What happens when Spain’s most decorated chef arrives in Madrid

Spain’s most decorated chef is at the helm of recently opened Etxeko restaurant, promising homely fine dining that draws on Berasategui’s Basque roots.

Sunday, December 22, 2019,
By Joel Porter
A dish at Etxeko.
Etxeko loosely translates as ‘at home’, a reference to both the style of food, which draws on Berasategui’s Basque roots, and the homely nature of the restaurant.
Photograph by www.robertocastano.com

A quick glance at the CV of Martín Berasategui, the chef in charge of Etxeko, the restaurant at the newly opened Bless Hotel in Madrid, should be enough to get anyone very excited for dinner. An undisputed heavyweight of Spanish cooking, he’s officially the country’s most decorated chef, with his restaurants collectively holding a whopping 10 Michelin stars; two are three-star establishments — one in Barcelona and the other in his native San Sebastián.

Berasategui began his culinary career at his parents’ restaurant, Bodegón Alejandro, at the age of 14, before going on to hone his craft in the high-end kitchens of France. As a teenager, he trained with culinary heavyweights such as Alain Ducasse, Michel Guérard and Didier Oudil, learning the intricate techniques required for Michelin-worthy cooking, before taking over Bodegón Alejandro aged 20. By 25, he’d already won his first star.

As well as his restaurants in Barcelona and San Sebastián, Berasategui has outposts in Tenerife, Portugal, Mexico and the Dominican Republic, but aside from a brief spell consulting on the Amparo Restaurant in 1994, he’s never owned his own Madrid restaurant. His new role as the ‘gastronomic guru’ of Bless hotels has led to the opening of Etxeko, and his arrival in the Spanish capital is big news, not least for Berasategui himself, who says it was “a dream come true to return to Madrid after 25 years.”

Etxeko loosely translates from Basque as ‘at home’, a reference to both the style of food, which draws on Berasategui’s Basque roots, and the homely nature of the restaurant. The menu, which draws inspiration from his long career, is “a 44-year-old recipe book with authentic flavours but cleverly updated for cosmopolitan Madrid”, according to Berasategui.

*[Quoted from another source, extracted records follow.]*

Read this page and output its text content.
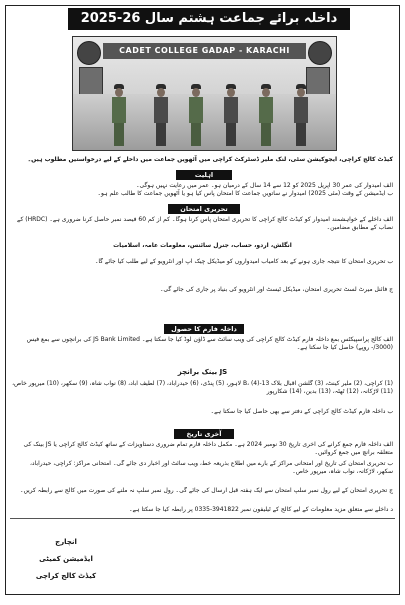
داخلہ برائے جماعت ہشتم سال 26-2025
CADET COLLEGE GADAP - KARACHI
کیڈٹ کالج کراچی، ایجوکیشن سٹی، لنک ملیر ڈسٹرکٹ کراچی میں آٹھویں جماعت میں داخلے کے لیے درخواستیں مطلوب ہیں۔
اہلیت
الف امیدوار کی عمر 30 اپریل 2025 کو 12 سے 14 سال کے درمیان ہو۔ عمر میں رعایت نہیں ہوگی۔
ب ایڈمیشن کے وقت (مئی 2025) امیدوار نے ساتویں جماعت کا امتحان پاس کیا ہو یا آٹھویں جماعت کا طالب علم ہو۔
تحریری امتحان
الف داخلے کے خواہشمند امیدوار کو کیڈٹ کالج کراچی کا تحریری امتحان پاس کرنا ہوگا۔ کم از کم 60 فیصد نمبر حاصل کرنا ضروری ہے۔ (HRDC) کے نصاب کے مطابق مضامین۔
انگلش، اردو، حساب، جنرل سائنس، معلومات عامہ، اسلامیات
ب تحریری امتحان کا نتیجہ جاری ہونے کے بعد کامیاب امیدواروں کو میڈیکل چیک اپ اور انٹرویو کے لیے طلب کیا جائے گا۔
ج فائنل میرٹ لسٹ تحریری امتحان، میڈیکل ٹیسٹ اور انٹرویو کی بنیاد پر جاری کی جائے گی۔
داخلہ فارم کا حصول
الف کالج پراسپیکٹس بمع داخلہ فارم کیڈٹ کالج کراچی کی ویب سائٹ سے ڈاؤن لوڈ کیا جا سکتا ہے۔ JS Bank Limited کی برانچوں سے بمع فیس (3000/- روپے) حاصل کیا جا سکتا ہے۔
JS بینک برانچز
(1) کراچی، (2) ملیر کینٹ، (3) گلشن اقبال بلاک 13-B، (4) لاہور، (5) پنڈی، (6) حیدرآباد، (7) لطیف آباد، (8) نواب شاہ، (9) سکھر، (10) میرپور خاص، (11) لاڑکانہ، (12) ٹھٹہ، (13) بدین، (14) شکارپور
ب داخلہ فارم کیڈٹ کالج کراچی کے دفتر سے بھی حاصل کیا جا سکتا ہے۔
آخری تاریخ
الف داخلہ فارم جمع کرانے کی آخری تاریخ 30 نومبر 2024 ہے۔ مکمل داخلہ فارم تمام ضروری دستاویزات کے ساتھ کیڈٹ کالج کراچی یا JS بینک کی متعلقہ برانچ میں جمع کروائیں۔
ب تحریری امتحان کی تاریخ اور امتحانی مراکز کے بارے میں اطلاع بذریعہ خط، ویب سائٹ اور اخبار دی جائے گی۔ امتحانی مراکز: کراچی، حیدرآباد، سکھر، لاڑکانہ، نواب شاہ، میرپور خاص۔
ج تحریری امتحان کے لیے رول نمبر سلپ امتحان سے ایک ہفتہ قبل ارسال کی جائے گی۔ رول نمبر سلپ نہ ملنے کی صورت میں کالج سے رابطہ کریں۔
د داخلے سے متعلق مزید معلومات کے لیے کالج کے ٹیلیفون نمبر 3941822-0335 پر رابطہ کیا جا سکتا ہے۔
انچارج
ایڈمیشن کمیٹی
کیڈٹ کالج کراچی
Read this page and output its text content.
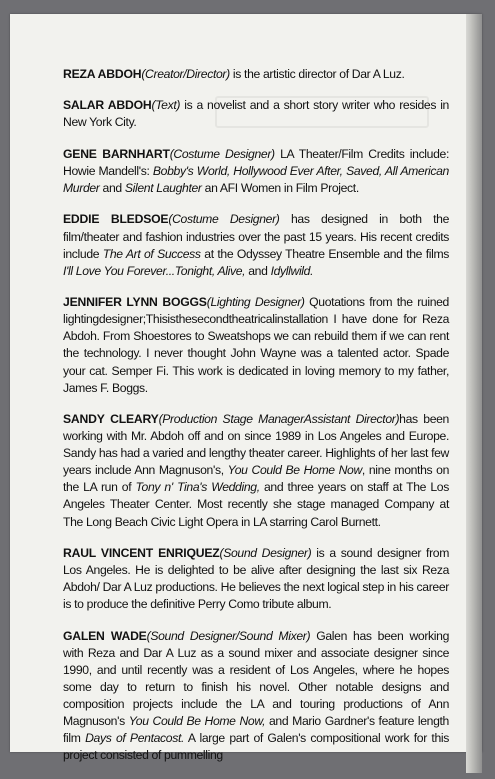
REZA ABDOH(Creator/Director) is the artistic director of Dar A Luz.

SALAR ABDOH(Text) is a novelist and a short story writer who resides in New York City.

GENE BARNHART(Costume Designer) LA Theater/Film Credits include: Howie Mandell's: Bobby's World, Hollywood Ever After, Saved, All American Murder and Silent Laughter an AFI Women in Film Project.

EDDIE BLEDSOE(Costume Designer) has designed in both the film/theater and fashion industries over the past 15 years. His recent credits include The Art of Success at the Odyssey Theatre Ensemble and the films I'll Love You Forever...Tonight, Alive, and Idyllwild.

JENNIFER LYNN BOGGS(Lighting Designer) Quotations from the ruined lightingdesigner;Thisisthesecondtheatricalinstallation I have done for Reza Abdoh. From Shoestores to Sweatshops we can rebuild them if we can rent the technology. I never thought John Wayne was a talented actor. Spade your cat. Semper Fi. This work is dedicated in loving memory to my father, James F. Boggs.

SANDY CLEARY(Production Stage ManagerAssistant Director)has been working with Mr. Abdoh off and on since 1989 in Los Angeles and Europe. Sandy has had a varied and lengthy theater career. Highlights of her last few years include Ann Magnuson's, You Could Be Home Now, nine months on the LA run of Tony n' Tina's Wedding, and three years on staff at The Los Angeles Theater Center. Most recently she stage managed Company at The Long Beach Civic Light Opera in LA starring Carol Burnett.

RAUL VINCENT ENRIQUEZ(Sound Designer) is a sound designer from Los Angeles. He is delighted to be alive after designing the last six Reza Abdoh/ Dar A Luz productions. He believes the next logical step in his career is to produce the definitive Perry Como tribute album.

GALEN WADE(Sound Designer/Sound Mixer) Galen has been working with Reza and Dar A Luz as a sound mixer and associate designer since 1990, and until recently was a resident of Los Angeles, where he hopes some day to return to finish his novel. Other notable designs and composition projects include the LA and touring productions of Ann Magnuson's You Could Be Home Now, and Mario Gardner's feature length film Days of Pentacost. A large part of Galen's compositional work for this project consisted of pummelling
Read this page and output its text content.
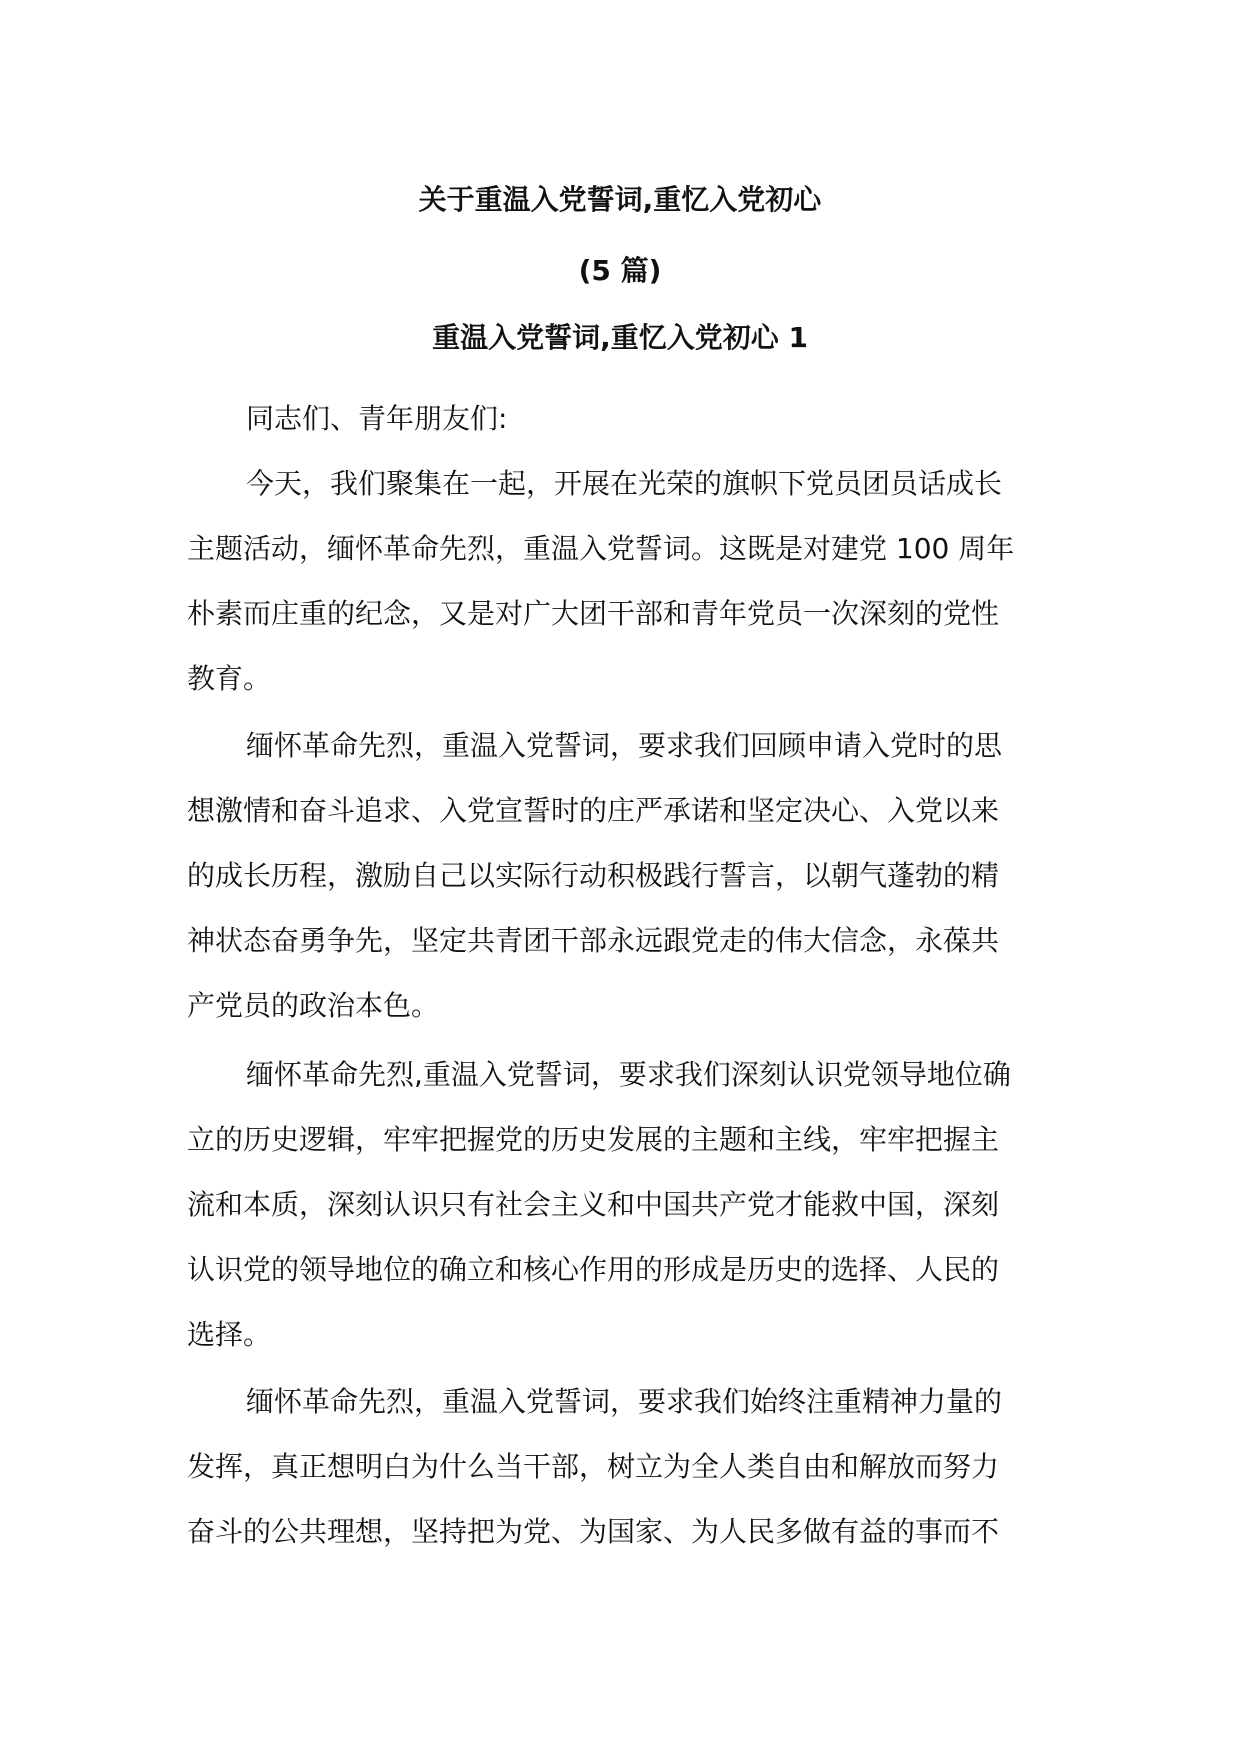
关于重温入党誓词,重忆入党初心
(5 篇)
重温入党誓词,重忆入党初心 1
同志们、青年朋友们:
今天，我们聚集在一起，开展在光荣的旗帜下党员团员话成长
主题活动，缅怀革命先烈，重温入党誓词。这既是对建党 100 周年
朴素而庄重的纪念，又是对广大团干部和青年党员一次深刻的党性
教育。
缅怀革命先烈，重温入党誓词，要求我们回顾申请入党时的思
想激情和奋斗追求、入党宣誓时的庄严承诺和坚定决心、入党以来
的成长历程，激励自己以实际行动积极践行誓言，以朝气蓬勃的精
神状态奋勇争先，坚定共青团干部永远跟党走的伟大信念，永葆共
产党员的政治本色。
缅怀革命先烈,重温入党誓词，要求我们深刻认识党领导地位确
立的历史逻辑，牢牢把握党的历史发展的主题和主线，牢牢把握主
流和本质，深刻认识只有社会主义和中国共产党才能救中国，深刻
认识党的领导地位的确立和核心作用的形成是历史的选择、人民的
选择。
缅怀革命先烈，重温入党誓词，要求我们始终注重精神力量的
发挥，真正想明白为什么当干部，树立为全人类自由和解放而努力
奋斗的公共理想，坚持把为党、为国家、为人民多做有益的事而不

Of course, anyone who dines at Etxeko will be able to tell you that the food is a far cry from home cooking. Yes, the menu includes steaks and ‘señoret’ seafood rice — a close relative of paella — but you’ll also find a cold ‘lasagne’ of marinated anchovies layered between finely chopped vegetables and topped off with a shot of velvety smooth gazpacho. And then there’s the ajoblanco, a classic soup of bread, almonds and garlic, which elevated to even greater heights with the addition of smoked sardine, green apple sorbet and herring roe.

It’s showstopping food, the work of a chef who’s truly mastered his craft. But, despite this triumphant first step into Madrid, Berasategui doesn’t currently have any plans to open more restaurants in the capital. “At the moment, I’m focused on Etxeko being the best it can be, and that all who visit us want to return.”

Three more of his restaurants to try

Martín Berasategui, Lasarte
The restaurant that made his name was awarded its third Michelin star in 2001 and has held onto all three ever since. It’s the epicentre of the chef’s empire, with the tasting menu providing a snapshot of his signature dishes over the years. Expect oyster with green olive juice, a puff pastry cake with apple and ice cream; and stuffed Iberian pig’s trotters with quince paste and crunchy black pudding ‘pearls’.

M B, Tenerife
The only two-Michelin-starred restaurant in the Canary Islands, M B brings Berasategui’s signature Basque flavours to the The Ritz-Carlton, Abama. Menus are created by the chefs depending on what they find in the local markets that day. Standouts include calamari with parmesan crisp and bacon, and tuna with tomatoes and pickled spring onions.

Fifty Seconds, Lisbon
Martín Berasategui’s Lisbon restaurant takes its name from the 50-second lift journey that whisks diners 394ft up to the dining room, at the top of the Myriad by Sana hotel. It’s an intimate space, with just 35 covers, and each table is positioned by a window, offering views across the city and the Tagus River. The eclectic menu includes cod brandade with Manzanilla and yuzu mayonnaise, and grilled ox fillet with char chlorophyll and a cheese bonbon.